CMS expands supplemental benefits for 2020 plan year
CMS has proposed expanding supplemental benefits in Medicare Advantage plans to include any benefit that “improves or maintains health,” particularly for the chronically ill population, the agency announced Jan. 30. MA plans will be able to more freely offer benefits such as meals and home modifications to better serve members with certain conditions.
The proposal would allow MA plans to add new benefits for the 2020 plan year, with more flexibility for plans to design benefits that are customized to suit specific chronic conditions, according to Demetrios Kouzoukas, CMS principal deputy administrator for Medicare and director of the Center for Medicare, who spoke during a press call Thursday.
The proposal, which was Part II of the 2020 Advance Notice of Methodological Changes for MA Capitation Rates and Part D Payment Policies (the Advance Notice), aligns with CMS’ expansion of benefits for the 2019 plan year, when the agency added in-home care services and other benefits. CMS released Part I of the Advance Notice on December 20, and will accept public comments on the proposals through March 1 before publishing the final rule on April 1.
“We recognize [many] Medicare Advantage beneficiaries have multiple chronic conditions,” Kouzoukas said. “These beneficiaries will have new options to improve their health.”
For the 2020 plan year, MA plans would receive an average increase in reimbursement of 1.59 percent, slightly below the 2019 average rate increase. CMS risk scores could increase 3.3 percent as a result of the underlying coding trend. The change in revenue does not include the risk score.
The expanded supplemental benefits will also extend to members who are receiving treatment for opioid abuse.
“The population of people who have payment issues and are undergoing addiction treatment qualify as chronically ill,” Kouzoukas said. “[This] allows plans to devise new and creative kinds of offerings … to best meet the health needs and provide a level of flexibility that had been previously unavailable.”

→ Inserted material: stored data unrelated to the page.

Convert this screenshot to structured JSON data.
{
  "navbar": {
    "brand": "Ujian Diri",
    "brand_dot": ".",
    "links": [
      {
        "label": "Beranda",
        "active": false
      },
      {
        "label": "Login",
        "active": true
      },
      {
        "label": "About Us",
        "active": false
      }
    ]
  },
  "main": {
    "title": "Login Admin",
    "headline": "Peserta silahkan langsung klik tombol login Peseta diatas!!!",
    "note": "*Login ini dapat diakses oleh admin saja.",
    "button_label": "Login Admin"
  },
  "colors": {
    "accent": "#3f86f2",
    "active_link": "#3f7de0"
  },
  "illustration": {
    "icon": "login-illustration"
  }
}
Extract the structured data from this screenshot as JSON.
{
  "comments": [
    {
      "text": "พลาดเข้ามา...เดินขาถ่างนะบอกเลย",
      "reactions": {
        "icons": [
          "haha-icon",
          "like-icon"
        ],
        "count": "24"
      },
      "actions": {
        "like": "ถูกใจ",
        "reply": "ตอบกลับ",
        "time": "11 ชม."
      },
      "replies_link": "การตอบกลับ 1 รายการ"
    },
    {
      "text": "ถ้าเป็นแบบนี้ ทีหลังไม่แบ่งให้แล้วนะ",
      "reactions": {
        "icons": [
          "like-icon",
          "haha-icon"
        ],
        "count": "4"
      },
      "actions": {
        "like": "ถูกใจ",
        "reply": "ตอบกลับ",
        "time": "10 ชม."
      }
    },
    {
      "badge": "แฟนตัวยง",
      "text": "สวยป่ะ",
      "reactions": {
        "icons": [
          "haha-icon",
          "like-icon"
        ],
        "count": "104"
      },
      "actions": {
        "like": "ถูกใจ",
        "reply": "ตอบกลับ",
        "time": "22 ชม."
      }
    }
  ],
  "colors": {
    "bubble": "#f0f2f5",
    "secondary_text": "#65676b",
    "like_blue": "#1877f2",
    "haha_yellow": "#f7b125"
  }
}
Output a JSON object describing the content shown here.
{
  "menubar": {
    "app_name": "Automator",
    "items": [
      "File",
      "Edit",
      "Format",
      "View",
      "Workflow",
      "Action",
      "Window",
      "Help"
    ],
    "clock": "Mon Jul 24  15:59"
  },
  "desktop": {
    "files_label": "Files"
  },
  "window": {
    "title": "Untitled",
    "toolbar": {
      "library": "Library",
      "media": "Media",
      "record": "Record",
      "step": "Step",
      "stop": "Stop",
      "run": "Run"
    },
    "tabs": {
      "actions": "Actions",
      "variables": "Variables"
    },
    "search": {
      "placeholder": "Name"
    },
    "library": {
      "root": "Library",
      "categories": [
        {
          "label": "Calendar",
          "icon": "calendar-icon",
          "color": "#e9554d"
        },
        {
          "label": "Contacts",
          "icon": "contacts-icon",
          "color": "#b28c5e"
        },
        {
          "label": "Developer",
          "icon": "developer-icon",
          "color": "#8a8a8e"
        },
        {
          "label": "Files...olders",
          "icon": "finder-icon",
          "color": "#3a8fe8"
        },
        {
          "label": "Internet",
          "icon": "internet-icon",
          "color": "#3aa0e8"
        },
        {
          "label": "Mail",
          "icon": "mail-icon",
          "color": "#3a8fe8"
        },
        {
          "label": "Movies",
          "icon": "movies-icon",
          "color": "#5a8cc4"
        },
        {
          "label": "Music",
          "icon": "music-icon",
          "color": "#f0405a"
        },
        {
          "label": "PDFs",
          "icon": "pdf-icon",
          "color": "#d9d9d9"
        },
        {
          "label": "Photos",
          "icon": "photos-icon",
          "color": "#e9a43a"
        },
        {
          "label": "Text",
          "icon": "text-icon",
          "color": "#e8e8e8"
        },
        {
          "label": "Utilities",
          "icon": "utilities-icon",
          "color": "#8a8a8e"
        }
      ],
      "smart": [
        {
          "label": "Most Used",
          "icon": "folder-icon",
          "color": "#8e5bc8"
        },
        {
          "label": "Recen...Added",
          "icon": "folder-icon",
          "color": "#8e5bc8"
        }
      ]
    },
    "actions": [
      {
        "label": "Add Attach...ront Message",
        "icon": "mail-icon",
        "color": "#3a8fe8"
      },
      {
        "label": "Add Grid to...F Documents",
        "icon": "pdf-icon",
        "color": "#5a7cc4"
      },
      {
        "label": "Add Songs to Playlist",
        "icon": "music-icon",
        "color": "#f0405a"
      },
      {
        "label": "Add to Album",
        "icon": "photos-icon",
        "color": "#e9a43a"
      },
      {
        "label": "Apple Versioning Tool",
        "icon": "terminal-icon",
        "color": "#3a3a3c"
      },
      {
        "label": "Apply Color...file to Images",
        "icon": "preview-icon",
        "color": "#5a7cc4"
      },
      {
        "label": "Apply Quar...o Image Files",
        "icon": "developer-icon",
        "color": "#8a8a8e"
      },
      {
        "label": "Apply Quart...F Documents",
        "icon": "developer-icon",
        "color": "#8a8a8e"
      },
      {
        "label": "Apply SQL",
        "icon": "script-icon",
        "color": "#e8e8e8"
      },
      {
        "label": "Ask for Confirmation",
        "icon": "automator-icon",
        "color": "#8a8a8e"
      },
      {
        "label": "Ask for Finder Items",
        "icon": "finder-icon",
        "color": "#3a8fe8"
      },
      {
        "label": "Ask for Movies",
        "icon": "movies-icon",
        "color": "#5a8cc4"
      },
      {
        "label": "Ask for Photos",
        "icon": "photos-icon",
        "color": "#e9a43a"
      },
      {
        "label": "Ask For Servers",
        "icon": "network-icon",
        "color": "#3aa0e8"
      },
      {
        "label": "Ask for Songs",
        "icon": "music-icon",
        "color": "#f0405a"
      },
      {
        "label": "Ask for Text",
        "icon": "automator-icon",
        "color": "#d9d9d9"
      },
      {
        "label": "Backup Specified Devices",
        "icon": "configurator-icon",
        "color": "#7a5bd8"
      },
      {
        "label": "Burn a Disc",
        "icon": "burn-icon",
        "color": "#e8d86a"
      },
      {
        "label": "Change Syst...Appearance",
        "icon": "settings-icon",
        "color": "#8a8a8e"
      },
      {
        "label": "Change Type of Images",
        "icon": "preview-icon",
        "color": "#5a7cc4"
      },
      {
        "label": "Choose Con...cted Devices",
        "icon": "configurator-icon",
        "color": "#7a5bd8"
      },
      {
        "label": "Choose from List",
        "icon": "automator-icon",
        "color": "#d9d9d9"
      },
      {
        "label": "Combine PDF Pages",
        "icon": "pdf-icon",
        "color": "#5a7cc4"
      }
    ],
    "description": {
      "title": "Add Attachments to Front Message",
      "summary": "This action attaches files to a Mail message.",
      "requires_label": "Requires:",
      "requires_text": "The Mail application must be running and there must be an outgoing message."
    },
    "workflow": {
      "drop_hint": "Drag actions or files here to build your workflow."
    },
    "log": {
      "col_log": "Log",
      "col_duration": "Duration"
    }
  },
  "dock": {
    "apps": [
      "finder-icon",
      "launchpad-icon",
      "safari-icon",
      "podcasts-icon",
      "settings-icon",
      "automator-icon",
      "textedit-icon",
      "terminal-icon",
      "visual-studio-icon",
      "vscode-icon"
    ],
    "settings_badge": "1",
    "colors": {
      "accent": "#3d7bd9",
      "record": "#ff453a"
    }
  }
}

In addition, CMS also proposed adding flexibilities to Medicare Part D prescription drug plans by encouraging plans to lower cost-sharing for opioid-reversal agents.
The changes come as MA plans continue to absorb more of the Medicare population.
“CMS is committed to modernizing Medicare and our top priority is to ensure that seniors have more choices and affordable options in receiving their Medicare benefits,” CMS Administrator Seema Verma said in a statement. “Medicare Advantage enrollment is at an all-time high as more and more seniors are choosing to enroll in private Medicare health and drug plans, and we need to maximize competition by providing plans the flexibility to meet patients’ needs.”